Warakorn – Fotolia
Setting up a cloud computing platform can be a little more complex than many organisations expect, as there are so many things to take into consideration.
For example, what virtual-sized server should you start off with, and does this compare with anything that exists in the real world? If not, how do you know what you are signing up to, and how do you even start to compare one provider’s offer against another?
And that’s just for starters. What type of storage and how many tiers will be required, and will you be penalised for going over and above your expected use limits?
Trying to carefully craft something that meets both the business and technical needs of an organisation seems to be just as hard, if not harder, than when systems architects acquired all the hardware directly and built their own platforms.
Surely, this isn’t what the promise of the cloud was meant to be? Indeed it is not.
The idea of cloud, and this is certainly true of how it has been sold to enterprises in the past, was to provide a simple environment based on five key principles:
- On-demand self service
- Broad network access
- Resource pooling
- Dynamic elasticity
- A measured service
While the offerings of many public cloud providers largely meet these requirements, the idea of on-demand self-service was more about having access to a complete service.
What has emerged, however, is a set of poorly defined and difficult-to-integrate building blocks that can be assembled to create a new platform that could be used to run a useful service on.
Even large organisations struggle when trying to figure out the intricacies of Amazon Web Services (AWS), Microsoft and other public cloud offerings, while firms in the small to mid-market size range have little chance of getting a cost and performance-optimised result from the public cloud.
Cloud use is still not as mainstream as many industry commentators would have people believe, and the availability of customers that can be defined as easy targets for infrastructure and platform as a service (IaaS/PaaS) is drying up.
The lack of skills required to bring together all parts of a cloud platform is making many organisations look at their options and resolve to keep doing things the way they always have, while moving to adopt software-as-a-service (SaaS) offerings.
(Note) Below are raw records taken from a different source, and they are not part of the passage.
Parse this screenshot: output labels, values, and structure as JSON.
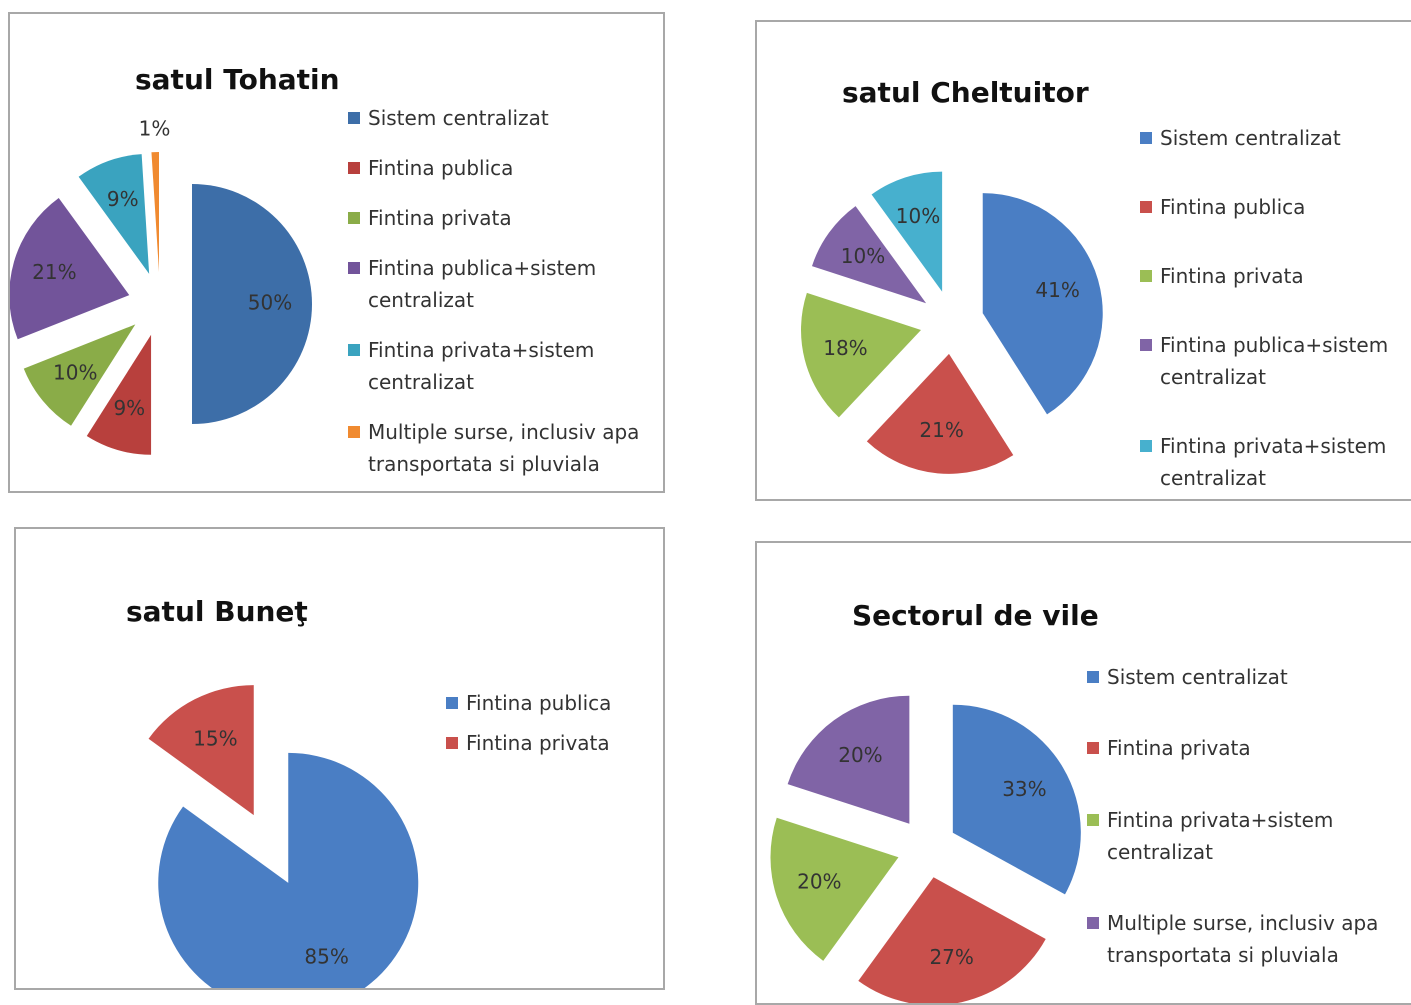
{
  "chart_data": [
    {
      "type": "pie",
      "title": "satul Tohatin",
      "categories": [
        "Sistem centralizat",
        "Fintina publica",
        "Fintina privata",
        "Fintina publica+sistem centralizat",
        "Fintina privata+sistem centralizat",
        "Multiple surse, inclusiv apa transportata si pluviala"
      ],
      "values": [
        50,
        9,
        10,
        21,
        9,
        1
      ],
      "value_labels": [
        "50%",
        "9%",
        "10%",
        "21%",
        "9%",
        "1%"
      ],
      "colors": [
        "#3d6ea8",
        "#b8403d",
        "#8aac48",
        "#72549a",
        "#3aa3bf",
        "#f08a30"
      ]
    },
    {
      "type": "pie",
      "title": "satul Cheltuitor",
      "categories": [
        "Sistem centralizat",
        "Fintina publica",
        "Fintina privata",
        "Fintina publica+sistem centralizat",
        "Fintina privata+sistem centralizat"
      ],
      "values": [
        41,
        21,
        18,
        10,
        10
      ],
      "value_labels": [
        "41%",
        "21%",
        "18%",
        "10%",
        "10%"
      ],
      "colors": [
        "#4a7ec4",
        "#c9504c",
        "#9bbe55",
        "#8064a6",
        "#47b0ce"
      ]
    },
    {
      "type": "pie",
      "title": "satul Buneţ",
      "categories": [
        "Fintina publica",
        "Fintina privata"
      ],
      "values": [
        85,
        15
      ],
      "value_labels": [
        "85%",
        "15%"
      ],
      "colors": [
        "#4a7ec4",
        "#c9504c"
      ]
    },
    {
      "type": "pie",
      "title": "Sectorul de vile",
      "categories": [
        "Sistem centralizat",
        "Fintina privata",
        "Fintina privata+sistem centralizat",
        "Multiple surse, inclusiv apa transportata si pluviala"
      ],
      "values": [
        33,
        27,
        20,
        20
      ],
      "value_labels": [
        "33%",
        "27%",
        "20%",
        "20%"
      ],
      "colors": [
        "#4a7ec4",
        "#c9504c",
        "#9bbe55",
        "#8064a6"
      ]
    }
  ]
}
What is becoming obvious is that prospective cloud users need a different approach to consuming cloud. They need something simpler that allows them to move away from the complexity of setting up the initial base platform.
The answer to this could be serverless computing (a misnomer if ever there was one), which has nothing to do with getting rid of the hardware a service or application runs on. What it aims to do is offer the capacity to provide a function as a service in a simpler manner.
A lot of this harks back to earlier service provider technology provision, but it is now coming into its own due to improvements in standards and systems orchestration.
A who’s who of serverless computing
The first real instantiation of modern serverless computing can be seen through AWS’s Lambda product, which the cloud giant debuted in 2016.
Lambda provides a means of running code without the need to provision servers on the AWS EC2 platform.
Instead, users load the code they want to run, and Lambda takes care of provisioning the resources needed to run the workload, as well as monitoring and management.
It also brings in true use-based charging. Rather than charging users for a base logical server that is deemed to be on at all times, Lambda only charges when a function is being used.
Presently, Lambda is focused on providing these capabilities at the compute level, but, as time goes on, it will also include storage and network resources in the intelligence of the overall build.
Microsoft, IBM and Google have also joined the serverless bandwagon, with the roll-out of their respective Azure Functions, Bluemix OpenWhisk and Cloud Platform Cloud Functions offerings.
Each one has pretty much the same charging mechanism in place as Lambda, in that charging is based on events and live usage.
So what is serverless computing useful for? At the moment, attempting to run a full-function application in this manner would not work well. The live time and amount of base resource required would be too high, and the costs involved would be horrendous and unpredictable.
However, consider something event driven, such as a surveillance system with a network camera set to upload a video to a cloud storage system when movement is detected.
The act of transferring that video from the camera to the cloud could trigger an analysis algorithm within a serverless environment.
The action of transferring is the trigger, creating the trigger charge and causing the code to be run to analyse the video, which then creates the live time charge.
Similarly, an organisation that wants to analyse documents for data leak prevention (DLP) purposes could create code that analyses documents for specific content and create metadata around it.
The document is saved in a cloud store, triggering the code to run, and the metadata is sent back to the document store.
Granted, it may not represent a nirvana of “tell me your business needs, and the cloud will provide”, but it is far closer to a self-defining system than organisations have become used to so far.
Of course, it remains to be seen how far the concept can be taken, and if we will get to see that nirvana being catered for in the next generation of serverless systems.
It is Quocirca’s view that 2017 will see organisations start to experiment with full resourceless computing to store in the public cloud.